Faut-il plus de vigiles dans le stade?

Il faudrait en mettre plus sur les gros matches. Mais même là, c’est sans garantie.

Êtes-vous prêt à faire l’effort financier?

Le système de sécurité est plus important dans ce nouveau stade qu’il ne l’était au stade Josy-Barthel. Le Barthel, c’était comme une prison ou carrément du transport de bétail, avec un grillage de deux mètres devant vous. On voulait en finir avec ça, on voulait ce stade de Luxembourg sans grillage. On voulait des gens à l’aise, proches des joueurs, mais cela demande de la discipline. On a remplacé le grillage par des hommes, et ça, ça se paie.

Une banderole dans le stade, mardi, se demandait si vous vous préoccupiez de la sécurité des gens. Cela vous inspire quoi?

Ça m’a touché. Ne pas s’en préoccuper, ce serait une négligence. Heureusement qu’ils ont mis un point d’interrogation derrière. Mais même si on n’a aucune garantie, c’est notre souci principal. Seulement, il faut que tout le monde joue le jeu.

Vous avez saisi le tribunal pour que les streakers qui ont été identifiés paient eux-mêmes les amendes infligées par l’UEFA. Vous y croyez?

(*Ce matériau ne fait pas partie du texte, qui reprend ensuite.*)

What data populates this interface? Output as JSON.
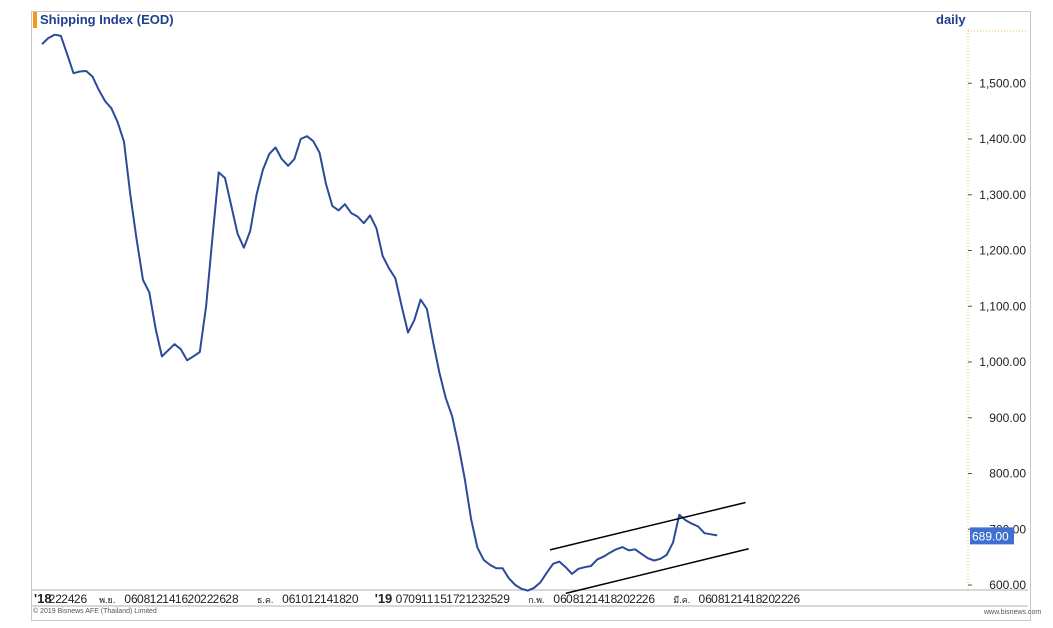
{
  "header": {
    "title": "Shipping Index (EOD)",
    "interval": "daily",
    "copyright": "© 2019 Bisnews AFE (Thailand) Limited",
    "site": "www.bisnews.com"
  },
  "colors": {
    "series": "#2b4a9a",
    "title": "#1f3f8f",
    "title_accent": "#f7941d",
    "axis_line": "#f0c060",
    "last_value_bg": "#3f6fd0",
    "trendline": "#000000"
  },
  "chart_data": {
    "type": "line",
    "title": "Shipping Index (EOD)",
    "interval": "daily",
    "ylim": [
      580,
      1595
    ],
    "y_ticks": [
      {
        "value": 600,
        "label": "600.00"
      },
      {
        "value": 700,
        "label": "700.00"
      },
      {
        "value": 800,
        "label": "800.00"
      },
      {
        "value": 900,
        "label": "900.00"
      },
      {
        "value": 1000,
        "label": "1,000.00"
      },
      {
        "value": 1100,
        "label": "1,100.00"
      },
      {
        "value": 1200,
        "label": "1,200.00"
      },
      {
        "value": 1300,
        "label": "1,300.00"
      },
      {
        "value": 1400,
        "label": "1,400.00"
      },
      {
        "value": 1500,
        "label": "1,500.00"
      }
    ],
    "y_axis_side": "right",
    "grid": false,
    "last_value": 689,
    "last_value_label": "689.00",
    "xlim": [
      0,
      124
    ],
    "x_labels": [
      {
        "i": 0,
        "label": "'18",
        "style": "year"
      },
      {
        "i": 2,
        "label": "22"
      },
      {
        "i": 4,
        "label": "24"
      },
      {
        "i": 6,
        "label": "26"
      },
      {
        "i": 10,
        "label": "พ.ย.",
        "style": "small"
      },
      {
        "i": 14,
        "label": "06"
      },
      {
        "i": 16,
        "label": "08"
      },
      {
        "i": 18,
        "label": "12"
      },
      {
        "i": 20,
        "label": "14"
      },
      {
        "i": 22,
        "label": "16"
      },
      {
        "i": 24,
        "label": "20"
      },
      {
        "i": 26,
        "label": "22"
      },
      {
        "i": 28,
        "label": "26"
      },
      {
        "i": 30,
        "label": "28"
      },
      {
        "i": 35,
        "label": "ธ.ค.",
        "style": "small"
      },
      {
        "i": 39,
        "label": "06"
      },
      {
        "i": 41,
        "label": "10"
      },
      {
        "i": 43,
        "label": "12"
      },
      {
        "i": 45,
        "label": "14"
      },
      {
        "i": 47,
        "label": "18"
      },
      {
        "i": 49,
        "label": "20"
      },
      {
        "i": 54,
        "label": "'19",
        "style": "year"
      },
      {
        "i": 57,
        "label": "07"
      },
      {
        "i": 59,
        "label": "09"
      },
      {
        "i": 61,
        "label": "11"
      },
      {
        "i": 63,
        "label": "15"
      },
      {
        "i": 65,
        "label": "17"
      },
      {
        "i": 67,
        "label": "21"
      },
      {
        "i": 69,
        "label": "23"
      },
      {
        "i": 71,
        "label": "25"
      },
      {
        "i": 73,
        "label": "29"
      },
      {
        "i": 78,
        "label": "ก.พ.",
        "style": "small"
      },
      {
        "i": 82,
        "label": "06"
      },
      {
        "i": 84,
        "label": "08"
      },
      {
        "i": 86,
        "label": "12"
      },
      {
        "i": 88,
        "label": "14"
      },
      {
        "i": 90,
        "label": "18"
      },
      {
        "i": 92,
        "label": "20"
      },
      {
        "i": 94,
        "label": "22"
      },
      {
        "i": 96,
        "label": "26"
      },
      {
        "i": 101,
        "label": "มี.ค.",
        "style": "small"
      },
      {
        "i": 105,
        "label": "06"
      },
      {
        "i": 107,
        "label": "08"
      },
      {
        "i": 109,
        "label": "12"
      },
      {
        "i": 111,
        "label": "14"
      },
      {
        "i": 113,
        "label": "18"
      },
      {
        "i": 115,
        "label": "20"
      },
      {
        "i": 117,
        "label": "22"
      },
      {
        "i": 119,
        "label": "26"
      }
    ],
    "series": [
      {
        "values": [
          1570,
          1581,
          1587,
          1585,
          1552,
          1518,
          1521,
          1522,
          1512,
          1488,
          1468,
          1455,
          1430,
          1395,
          1300,
          1220,
          1147,
          1125,
          1060,
          1010,
          1021,
          1032,
          1023,
          1003,
          1010,
          1018,
          1100,
          1222,
          1340,
          1330,
          1280,
          1230,
          1205,
          1235,
          1300,
          1345,
          1373,
          1385,
          1364,
          1352,
          1364,
          1400,
          1405,
          1396,
          1375,
          1320,
          1280,
          1272,
          1283,
          1267,
          1261,
          1249,
          1263,
          1240,
          1190,
          1168,
          1150,
          1100,
          1053,
          1075,
          1112,
          1095,
          1035,
          980,
          935,
          903,
          850,
          790,
          718,
          667,
          645,
          636,
          630,
          630,
          612,
          600,
          593,
          590,
          595,
          605,
          622,
          638,
          642,
          632,
          620,
          629,
          632,
          634,
          646,
          651,
          658,
          664,
          668,
          662,
          664,
          656,
          648,
          644,
          647,
          654,
          676,
          726,
          716,
          710,
          705,
          693,
          691,
          689
        ]
      }
    ],
    "trendlines": [
      {
        "x1": 80.5,
        "y1": 663,
        "x2": 111.5,
        "y2": 748
      },
      {
        "x1": 83.0,
        "y1": 585,
        "x2": 112.0,
        "y2": 665
      }
    ]
  }
}
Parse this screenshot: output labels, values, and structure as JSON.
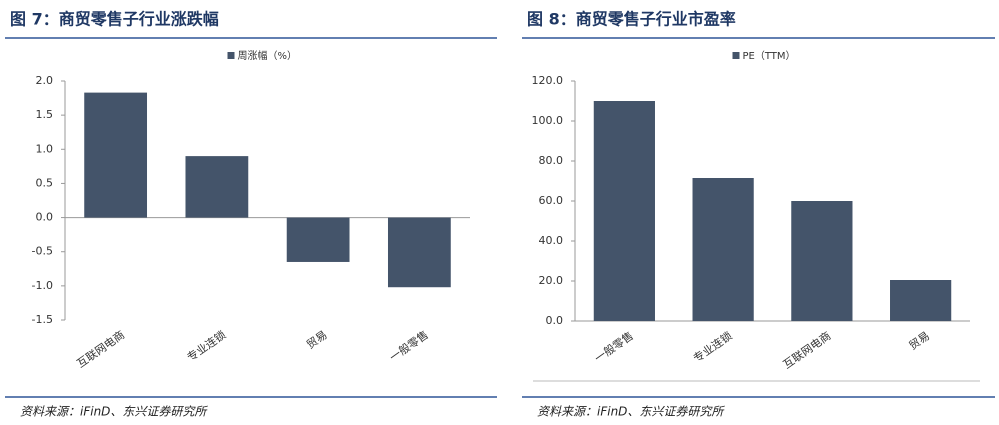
{
  "chart_data": [
    {
      "type": "bar",
      "title": "图 7：商贸零售子行业涨跌幅",
      "source": "资料来源：iFinD、东兴证券研究所",
      "categories": [
        "互联网电商",
        "专业连锁",
        "贸易",
        "一般零售"
      ],
      "series": [
        {
          "name": "周涨幅（%）",
          "color": "#44546a",
          "values": [
            1.83,
            0.9,
            -0.65,
            -1.02
          ]
        }
      ],
      "ylim": [
        -1.5,
        2.0
      ],
      "yticks": [
        {
          "value": -1.5,
          "label": "-1.5"
        },
        {
          "value": -1,
          "label": "-1.0"
        },
        {
          "value": -0.5,
          "label": "-0.5"
        },
        {
          "value": 0,
          "label": "0.0"
        },
        {
          "value": 0.5,
          "label": "0.5"
        },
        {
          "value": 1,
          "label": "1.0"
        },
        {
          "value": 1.5,
          "label": "1.5"
        },
        {
          "value": 2,
          "label": "2.0"
        }
      ],
      "grid": false
    },
    {
      "type": "bar",
      "title": "图 8：商贸零售子行业市盈率",
      "source": "资料来源：iFinD、东兴证券研究所",
      "categories": [
        "一般零售",
        "专业连锁",
        "互联网电商",
        "贸易"
      ],
      "series": [
        {
          "name": "PE（TTM）",
          "color": "#44546a",
          "values": [
            110,
            71.5,
            60,
            20.5
          ]
        }
      ],
      "ylim": [
        0,
        120
      ],
      "yticks": [
        {
          "value": 0,
          "label": "0.0"
        },
        {
          "value": 20,
          "label": "20.0"
        },
        {
          "value": 40,
          "label": "40.0"
        },
        {
          "value": 60,
          "label": "60.0"
        },
        {
          "value": 80,
          "label": "80.0"
        },
        {
          "value": 100,
          "label": "100.0"
        },
        {
          "value": 120,
          "label": "120.0"
        }
      ],
      "grid": false
    }
  ]
}
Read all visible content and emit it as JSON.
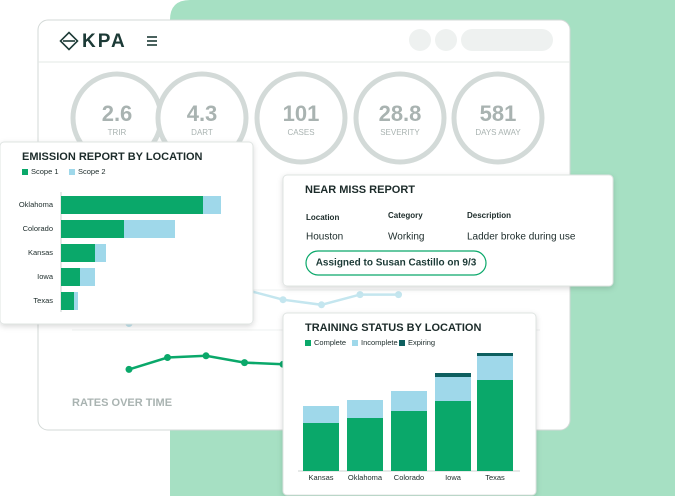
{
  "header": {
    "logo": "KPA"
  },
  "kpis": [
    {
      "value": 2.6,
      "label": "TRIR"
    },
    {
      "value": 4.3,
      "label": "DART"
    },
    {
      "value": 101,
      "label": "CASES"
    },
    {
      "value": 28.8,
      "label": "SEVERITY"
    },
    {
      "value": 581,
      "label": "DAYS AWAY"
    }
  ],
  "near_miss": {
    "title": "NEAR MISS REPORT",
    "columns": [
      "Location",
      "Category",
      "Description"
    ],
    "row": [
      "Houston",
      "Working",
      "Ladder broke during use"
    ],
    "assignment": "Assigned to Susan Castillo on 9/3"
  },
  "chart_data": [
    {
      "type": "hbar",
      "title": "EMISSION REPORT BY LOCATION",
      "categories": [
        "Oklahoma",
        "Colorado",
        "Kansas",
        "Iowa",
        "Texas"
      ],
      "series": [
        {
          "name": "Scope 1",
          "color": "#0aa86a",
          "values": [
            142,
            63,
            34,
            19,
            13
          ]
        },
        {
          "name": "Scope 2",
          "color": "#9fd8ea",
          "values": [
            18,
            51,
            11,
            15,
            4
          ]
        }
      ],
      "xlim": [
        0,
        180
      ]
    },
    {
      "type": "bar",
      "title": "TRAINING STATUS BY LOCATION",
      "categories": [
        "Kansas",
        "Oklahoma",
        "Colorado",
        "Iowa",
        "Texas"
      ],
      "series": [
        {
          "name": "Complete",
          "color": "#0aa86a",
          "values": [
            48,
            53,
            60,
            70,
            91
          ]
        },
        {
          "name": "Incomplete",
          "color": "#9fd8ea",
          "values": [
            17,
            18,
            20,
            24,
            24
          ]
        },
        {
          "name": "Expiring",
          "color": "#0d5f5f",
          "values": [
            0,
            0,
            0,
            4,
            3
          ]
        }
      ],
      "ylim": [
        0,
        120
      ]
    },
    {
      "type": "line",
      "title": "RATES OVER TIME",
      "categories": [
        null,
        null,
        null,
        null,
        null,
        null,
        null,
        null
      ],
      "series": [
        {
          "color": "#0aa86a",
          "values": [
            18,
            25,
            26,
            22,
            21,
            19,
            20,
            21
          ]
        },
        {
          "color": "#c4e6ef",
          "values": [
            45,
            88,
            76,
            65,
            59,
            56,
            62,
            62
          ]
        }
      ],
      "ylim": [
        0,
        100
      ]
    }
  ]
}
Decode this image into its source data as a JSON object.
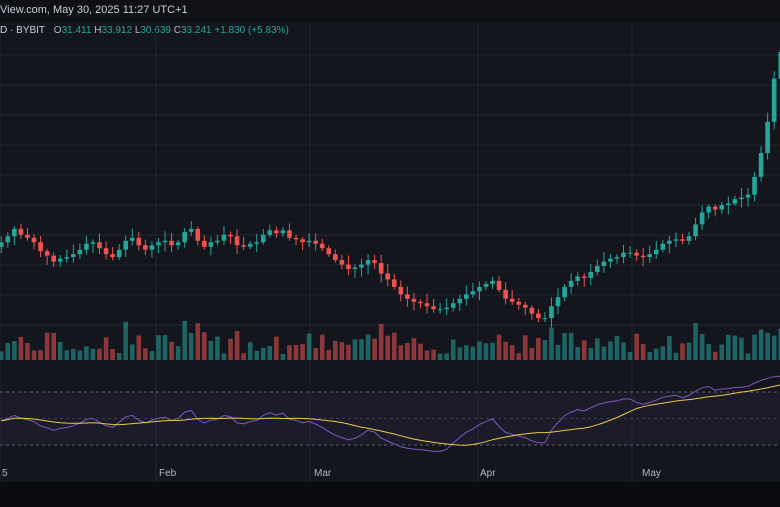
{
  "header": {
    "title": "View.com, May 30, 2025 11:27 UTC+1"
  },
  "ohlc": {
    "symbol": "D · BYBIT",
    "o_label": "O",
    "o": "31.411",
    "h_label": "H",
    "h": "33.912",
    "l_label": "L",
    "l": "30.639",
    "c_label": "C",
    "c": "33.241",
    "change": "+1.830 (+5.83%)"
  },
  "colors": {
    "up": "#26a69a",
    "down": "#ef5350",
    "rsi": "#7e57c2",
    "rsi_ma": "#e8c94a",
    "grid": "#232631"
  },
  "chart_data": {
    "type": "candlestick",
    "x_tick_labels": [
      "5",
      "Feb",
      "Mar",
      "Apr",
      "May"
    ],
    "close": [
      20.4,
      20.8,
      21.3,
      20.9,
      20.7,
      20.4,
      19.8,
      19.5,
      19.1,
      19.3,
      19.4,
      19.6,
      19.9,
      20.3,
      20.4,
      20.0,
      19.6,
      19.4,
      19.9,
      20.5,
      20.7,
      20.2,
      19.9,
      20.2,
      20.4,
      20.5,
      20.2,
      20.4,
      21.1,
      21.3,
      20.5,
      20.1,
      20.4,
      20.5,
      20.9,
      20.8,
      20.2,
      20.1,
      20.3,
      20.4,
      20.9,
      21.2,
      21.0,
      21.2,
      20.7,
      20.6,
      20.4,
      20.5,
      20.3,
      20.0,
      19.6,
      19.2,
      18.9,
      18.6,
      18.7,
      18.9,
      19.2,
      19.0,
      18.3,
      17.9,
      17.4,
      16.9,
      16.6,
      16.4,
      16.3,
      16.1,
      15.9,
      15.9,
      16.0,
      16.3,
      16.6,
      16.9,
      17.1,
      17.4,
      17.6,
      17.8,
      17.2,
      16.6,
      16.4,
      16.2,
      16.0,
      15.6,
      15.3,
      15.3,
      16.1,
      16.7,
      17.4,
      17.8,
      18.1,
      18.0,
      18.4,
      18.8,
      19.1,
      19.3,
      19.4,
      19.7,
      19.7,
      19.5,
      19.4,
      19.6,
      19.9,
      20.3,
      20.5,
      20.6,
      20.5,
      20.8,
      21.6,
      22.4,
      22.8,
      22.6,
      22.9,
      23.0,
      23.3,
      23.4,
      23.6,
      24.8,
      26.4,
      28.5,
      31.4,
      33.2
    ],
    "volume_unit": "relative",
    "rsi_range": [
      0,
      100
    ],
    "rsi_levels": [
      70,
      50,
      30
    ]
  }
}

On a formulé cette plainte, oui. Et si on obtient les noms des streakers turcs – mais je ne pense pas qu’on les aura –, on portera plainte contre eux aussi. Mais le but, ce n’est pas de récupérer l’argent, même si on sait déjà que ça va coûter très cher. Le but, c’est de montrer qu’on ne veut pas de ça, on ne veut pas que ça fasse écho. On veut, au contraire, qu’il y ait des jurisprudences. On est content d’avoir, désormais, de grands groupes de supporters, mais on ne veut pas passer notre temps à payer. Parce que quand un fan jette un gobelet sur le terrain (NDLR : comme aux Féroé), là aussi il faut payer! Et on n’est pas loin des 5 000 euros des fumigènes!

En arrivez-vous à craindre un adversaire aux supporters turbulents lors du tirage des éliminatoires de l’Euro-2024, au mois d’octobre?

Non! Je suis même prêt à rejouer contre la Turquie, si c’est possible! Direct! Quitte à mettre plus de sécurité sur le terrain. Tout le monde a trouvé cette ambiance grandiose. Et, finalement, c’est bien que ce genre de mésaventure soit survenue : maintenant, on va être obligé d’en parler.